全国ニュースでは、僕の住んでいる小さな町の明日の天気はわからない。僕に理解できたことは、全国的に雨模様で、夏を前に肌寒い一日となるであろうことだけだった。

すでに何度か読み返した手紙をもう一度読もうと封筒を手に取った。コジマらしい、丸く小振りな文字で僕の名前が書かれた封筒に、手紙と一枚の写真が添えられている。どこの風景なのか分からないが、一面に広がる小麦畑の上空に一筋の飛行機雲が見える。空はとても青く澄んでいて、余計な電線などはなにもない。もしかすると海外で買ってきた絵葉書なのかもしれない。それくらい完成された素晴らしい風景だった。

手紙には僕の近況をうかがう簡単な挨拶と、次の日曜日に会えないかという内容が書かれていた。あいつが今どこで何をしているのかわからないが、今にも踊り始めそうな文字からは元気であろうことが伝わってきた。久しぶりの再会に僕の心も少なからず浮かれていた。

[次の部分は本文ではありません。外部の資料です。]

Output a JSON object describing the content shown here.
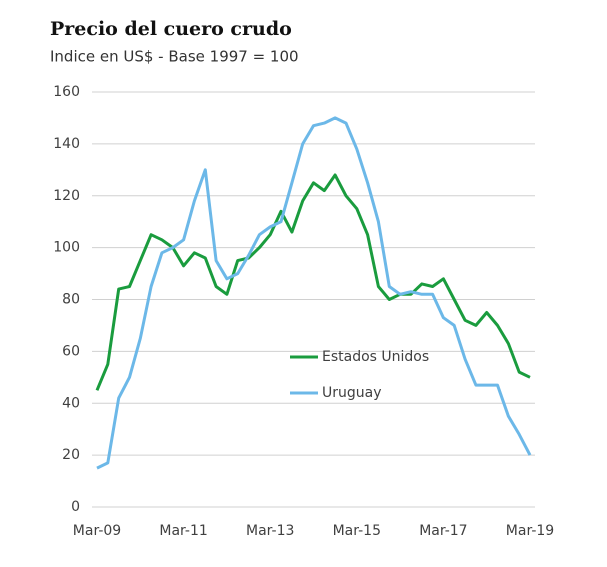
{
  "chart_data": {
    "type": "line",
    "title": "Precio del cuero crudo",
    "subtitle": "Indice en US$ - Base 1997 = 100",
    "categories": [
      "Mar-09",
      null,
      null,
      null,
      null,
      null,
      null,
      null,
      "Mar-11",
      null,
      null,
      null,
      null,
      null,
      null,
      null,
      "Mar-13",
      null,
      null,
      null,
      null,
      null,
      null,
      null,
      "Mar-15",
      null,
      null,
      null,
      null,
      null,
      null,
      null,
      "Mar-17",
      null,
      null,
      null,
      null,
      null,
      null,
      null,
      "Mar-19"
    ],
    "series": [
      {
        "name": "Estados Unidos",
        "color": "#1a9c3e",
        "values": [
          45,
          55,
          84,
          85,
          95,
          105,
          103,
          100,
          93,
          98,
          96,
          85,
          82,
          95,
          96,
          100,
          105,
          114,
          106,
          118,
          125,
          122,
          128,
          120,
          115,
          105,
          85,
          80,
          82,
          82,
          86,
          85,
          88,
          80,
          72,
          70,
          75,
          70,
          63,
          52,
          50
        ]
      },
      {
        "name": "Uruguay",
        "color": "#6cb8e8",
        "values": [
          15,
          17,
          42,
          50,
          65,
          85,
          98,
          100,
          103,
          118,
          130,
          95,
          88,
          90,
          97,
          105,
          108,
          110,
          125,
          140,
          147,
          148,
          150,
          148,
          138,
          125,
          110,
          85,
          82,
          83,
          82,
          82,
          73,
          70,
          57,
          47,
          47,
          47,
          35,
          28,
          20
        ]
      }
    ],
    "ylim": [
      0,
      160
    ],
    "yticks": [
      0,
      20,
      40,
      60,
      80,
      100,
      120,
      140,
      160
    ],
    "grid": true,
    "legend": "center"
  }
}
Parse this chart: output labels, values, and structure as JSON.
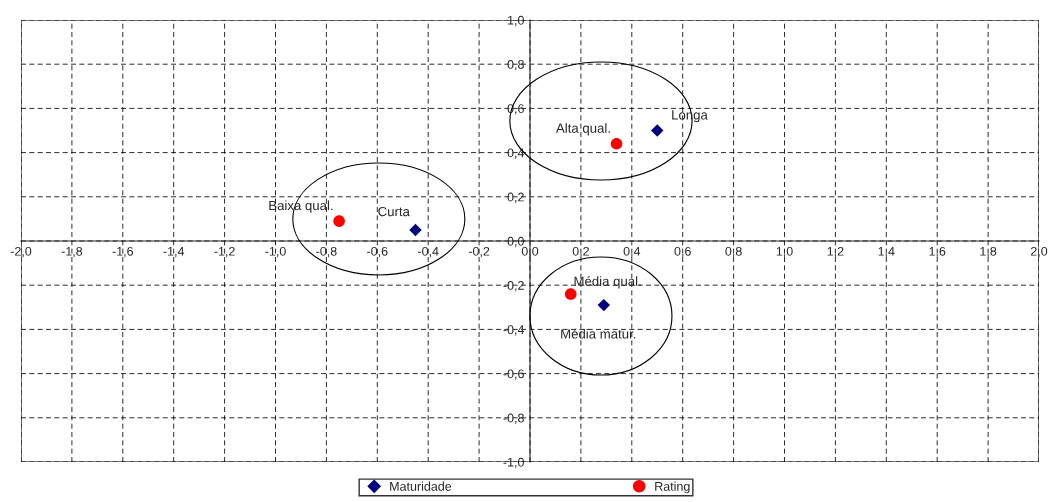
{
  "chart_data": {
    "type": "scatter",
    "series": [
      {
        "name": "Maturidade",
        "color": "#000080",
        "marker": "diamond",
        "x": [
          -0.45,
          0.5,
          0.29
        ],
        "values": [
          0.05,
          0.5,
          -0.29
        ]
      },
      {
        "name": "Rating",
        "color": "#ff0000",
        "marker": "circle",
        "x": [
          -0.75,
          0.34,
          0.16
        ],
        "values": [
          0.09,
          0.44,
          -0.24
        ]
      }
    ],
    "annotations": [
      {
        "text": "Curta",
        "x": -0.45,
        "y": 0.05
      },
      {
        "text": "Longa",
        "x": 0.5,
        "y": 0.5
      },
      {
        "text": "Média matur.",
        "x": 0.29,
        "y": -0.29
      },
      {
        "text": "Baixa qual.",
        "x": -0.75,
        "y": 0.09
      },
      {
        "text": "Alta qual.",
        "x": 0.34,
        "y": 0.44
      },
      {
        "text": "Média qual.",
        "x": 0.16,
        "y": -0.24
      }
    ],
    "xlim": [
      -2.0,
      2.0
    ],
    "ylim": [
      -1.0,
      1.0
    ],
    "xticks": [
      {
        "value": -2.0,
        "label": "-2,0"
      },
      {
        "value": -1.8,
        "label": "-1,8"
      },
      {
        "value": -1.6,
        "label": "-1,6"
      },
      {
        "value": -1.4,
        "label": "-1,4"
      },
      {
        "value": -1.2,
        "label": "-1,2"
      },
      {
        "value": -1.0,
        "label": "-1,0"
      },
      {
        "value": -0.8,
        "label": "-0,8"
      },
      {
        "value": -0.6,
        "label": "-0,6"
      },
      {
        "value": -0.4,
        "label": "-0,4"
      },
      {
        "value": -0.2,
        "label": "-0,2"
      },
      {
        "value": 0.0,
        "label": "0,0"
      },
      {
        "value": 0.2,
        "label": "0,2"
      },
      {
        "value": 0.4,
        "label": "0,4"
      },
      {
        "value": 0.6,
        "label": "0,6"
      },
      {
        "value": 0.8,
        "label": "0,8"
      },
      {
        "value": 1.0,
        "label": "1,0"
      },
      {
        "value": 1.2,
        "label": "1,2"
      },
      {
        "value": 1.4,
        "label": "1,4"
      },
      {
        "value": 1.6,
        "label": "1,6"
      },
      {
        "value": 1.8,
        "label": "1,8"
      },
      {
        "value": 2.0,
        "label": "2,0"
      }
    ],
    "yticks": [
      {
        "value": -1.0,
        "label": "-1,0"
      },
      {
        "value": -0.8,
        "label": "-0,8"
      },
      {
        "value": -0.6,
        "label": "-0,6"
      },
      {
        "value": -0.4,
        "label": "-0,4"
      },
      {
        "value": -0.2,
        "label": "-0,2"
      },
      {
        "value": 0.0,
        "label": "0,0"
      },
      {
        "value": 0.2,
        "label": "0,2"
      },
      {
        "value": 0.4,
        "label": "0,4"
      },
      {
        "value": 0.6,
        "label": "0,6"
      },
      {
        "value": 0.8,
        "label": "0,8"
      },
      {
        "value": 1.0,
        "label": "1,0"
      }
    ],
    "grid": true,
    "legend": "bottom"
  }
}
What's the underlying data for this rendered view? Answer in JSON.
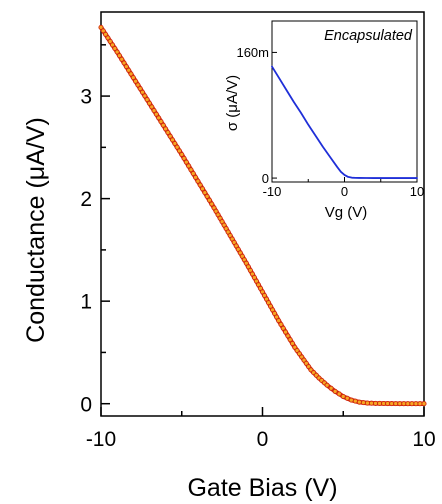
{
  "chart_data": [
    {
      "type": "scatter",
      "xlabel": "Gate Bias (V)",
      "ylabel": "Conductance (μA/V)",
      "xlim": [
        -10,
        10
      ],
      "ylim": [
        -0.12,
        3.82
      ],
      "x_ticks": [
        -10,
        0,
        10
      ],
      "x_tick_labels": [
        "-10",
        "0",
        "10"
      ],
      "y_ticks": [
        0,
        1,
        2,
        3
      ],
      "y_tick_labels": [
        "0",
        "1",
        "2",
        "3"
      ],
      "grid": false,
      "marker_color": "#f5a623",
      "line_color": "#d0260e",
      "series": [
        {
          "x": [
            -10,
            -9,
            -8,
            -7,
            -6,
            -5,
            -4,
            -3,
            -2,
            -1,
            0,
            1,
            2,
            3,
            3.5,
            4,
            4.5,
            5,
            5.5,
            6,
            6.5,
            7,
            7.5,
            8,
            9,
            10
          ],
          "y": [
            3.67,
            3.43,
            3.18,
            2.93,
            2.68,
            2.43,
            2.17,
            1.91,
            1.64,
            1.37,
            1.09,
            0.81,
            0.55,
            0.33,
            0.25,
            0.18,
            0.12,
            0.07,
            0.035,
            0.015,
            0.006,
            0.003,
            0.002,
            0.001,
            0.0,
            0.0
          ]
        }
      ]
    },
    {
      "type": "line",
      "title": "Encapsulated",
      "xlabel": "Vg (V)",
      "ylabel": "σ (μA/V)",
      "xlim": [
        -10,
        10
      ],
      "ylim": [
        -0.005,
        0.2
      ],
      "x_ticks": [
        -10,
        0,
        10
      ],
      "x_tick_labels": [
        "-10",
        "0",
        "10"
      ],
      "y_ticks": [
        0,
        0.16
      ],
      "y_tick_labels": [
        "0",
        "160m"
      ],
      "grid": false,
      "line_color": "#1f2fd8",
      "series": [
        {
          "x": [
            -10,
            -9,
            -8,
            -7,
            -6,
            -5,
            -4,
            -3,
            -2,
            -1,
            -0.5,
            0,
            0.5,
            1,
            1.5,
            2,
            3,
            4,
            5,
            6,
            7,
            8,
            9,
            10
          ],
          "y": [
            0.142,
            0.127,
            0.112,
            0.097,
            0.083,
            0.068,
            0.054,
            0.04,
            0.027,
            0.014,
            0.008,
            0.004,
            0.0015,
            0.0005,
            0.0003,
            0.0002,
            0.0001,
            0.0,
            0.0,
            0.0,
            0.0,
            0.0,
            0.0,
            0.0
          ]
        }
      ]
    }
  ]
}
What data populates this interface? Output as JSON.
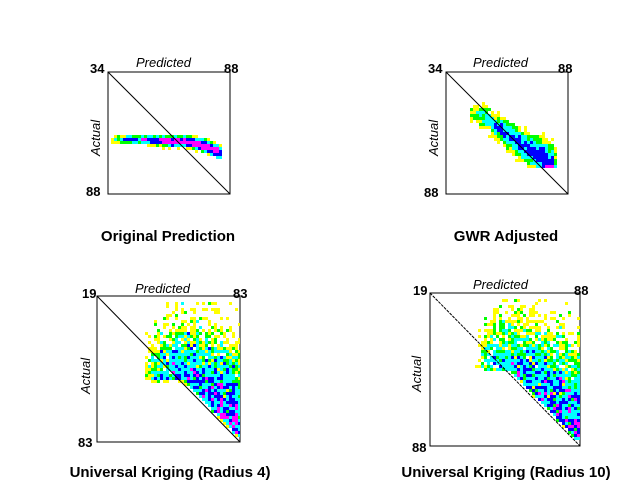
{
  "chart_data": [
    {
      "type": "heatmap",
      "title": "Original Prediction",
      "xlabel": "Predicted",
      "ylabel": "Actual",
      "xlim": [
        34,
        88
      ],
      "ylim": [
        34,
        88
      ],
      "tick_labels": {
        "top_left": "34",
        "top_right": "88",
        "bottom_left": "88"
      },
      "reference_line": "1:1 diagonal (Actual = Predicted)",
      "density_ridge": {
        "x": [
          38,
          50,
          60,
          70,
          78,
          84
        ],
        "y": [
          64,
          64,
          64.5,
          65,
          67,
          70
        ]
      },
      "point_extent": {
        "x": [
          36,
          84
        ],
        "y": [
          62,
          72
        ]
      }
    },
    {
      "type": "heatmap",
      "title": "GWR Adjusted",
      "xlabel": "Predicted",
      "ylabel": "Actual",
      "xlim": [
        34,
        88
      ],
      "ylim": [
        34,
        88
      ],
      "tick_labels": {
        "top_left": "34",
        "top_right": "88",
        "bottom_left": "88"
      },
      "reference_line": "1:1 diagonal (Actual = Predicted)",
      "density_ridge": {
        "x": [
          50,
          56,
          62,
          68,
          74,
          80
        ],
        "y": [
          53,
          58,
          62,
          67,
          70,
          74
        ]
      },
      "point_extent": {
        "x": [
          44,
          82
        ],
        "y": [
          46,
          76
        ]
      }
    },
    {
      "type": "heatmap",
      "title": "Universal Kriging (Radius 4)",
      "xlabel": "Predicted",
      "ylabel": "Actual",
      "xlim": [
        19,
        83
      ],
      "ylim": [
        19,
        83
      ],
      "tick_labels": {
        "top_left": "19",
        "top_right": "83",
        "bottom_left": "83"
      },
      "reference_line": "1:1 diagonal (Actual = Predicted)",
      "density_ridge": {
        "x": [
          58,
          64,
          70,
          74,
          78,
          82
        ],
        "y": [
          56,
          62,
          68,
          72,
          76,
          81
        ]
      },
      "point_extent": {
        "x": [
          40,
          83
        ],
        "y": [
          22,
          83
        ]
      }
    },
    {
      "type": "heatmap",
      "title": "Universal Kriging (Radius 10)",
      "xlabel": "Predicted",
      "ylabel": "Actual",
      "xlim": [
        19,
        88
      ],
      "ylim": [
        19,
        88
      ],
      "tick_labels": {
        "top_left": "19",
        "top_right": "88",
        "bottom_left": "88"
      },
      "reference_line": "1:1 diagonal (Actual = Predicted)",
      "density_ridge": {
        "x": [
          56,
          62,
          68,
          74,
          80,
          86
        ],
        "y": [
          54,
          60,
          66,
          72,
          78,
          85
        ]
      },
      "point_extent": {
        "x": [
          40,
          88
        ],
        "y": [
          22,
          88
        ]
      }
    }
  ],
  "colormap": [
    "#ff0000",
    "#ffff00",
    "#00ff00",
    "#00ffff",
    "#0000ff",
    "#ff00ff"
  ]
}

「続いて週間予報です。天気は週末にかけて徐々に回復し、日曜日には夏の暑さが訪れそうです。熱中症に気をつけてください。」



コジマと会うのは高校卒業以来となる。高校時代の僕らはいつも決まったメンバーで集まり、他愛のない話題で盛り上がってばかりいた。卒業間近となりそれぞれ進学や就職を決める中、あいつは「やりたいことがある」と言った。僕らの学年で唯一、卒業先が「その他」となった。

夢があるやつもないやつも一括りにする学校のその分け方が僕には腑に落ちなかったが、本人はあっけらかんと「そんなこと」と笑い飛ばしていた。

あいつはいつもそんな風に、どんなにやっかいな問題も笑い飛ばし、解決へ向かって進むやつだった。どんなときでも、悪く言えばアホみたいな、良く言えばあどけない笑顔で誰からも愛されていた。



僕は地元から離れた大学へ入学し、それなりに恋人ができ、地元での就職も決まり、職場からほど近いアパートで二人暮らしを始めている。その間に高校時代の仲間と連絡を取ることも少なくなっていた。

そんな折に突然、実家へ届いたあいつからの手紙。手紙が届いたことを伝えようと思いケータイにかけてみたが、忙しいのか電話には出なかった。ひとまずメールで返事を送り、日曜日の昼過ぎに、高校時代によく行っていた喫茶店で会うことにした。

窓の外では雨が止む気配もなく、アパートの前にある小さな公園のひまわりを静かに濡らし続けていた。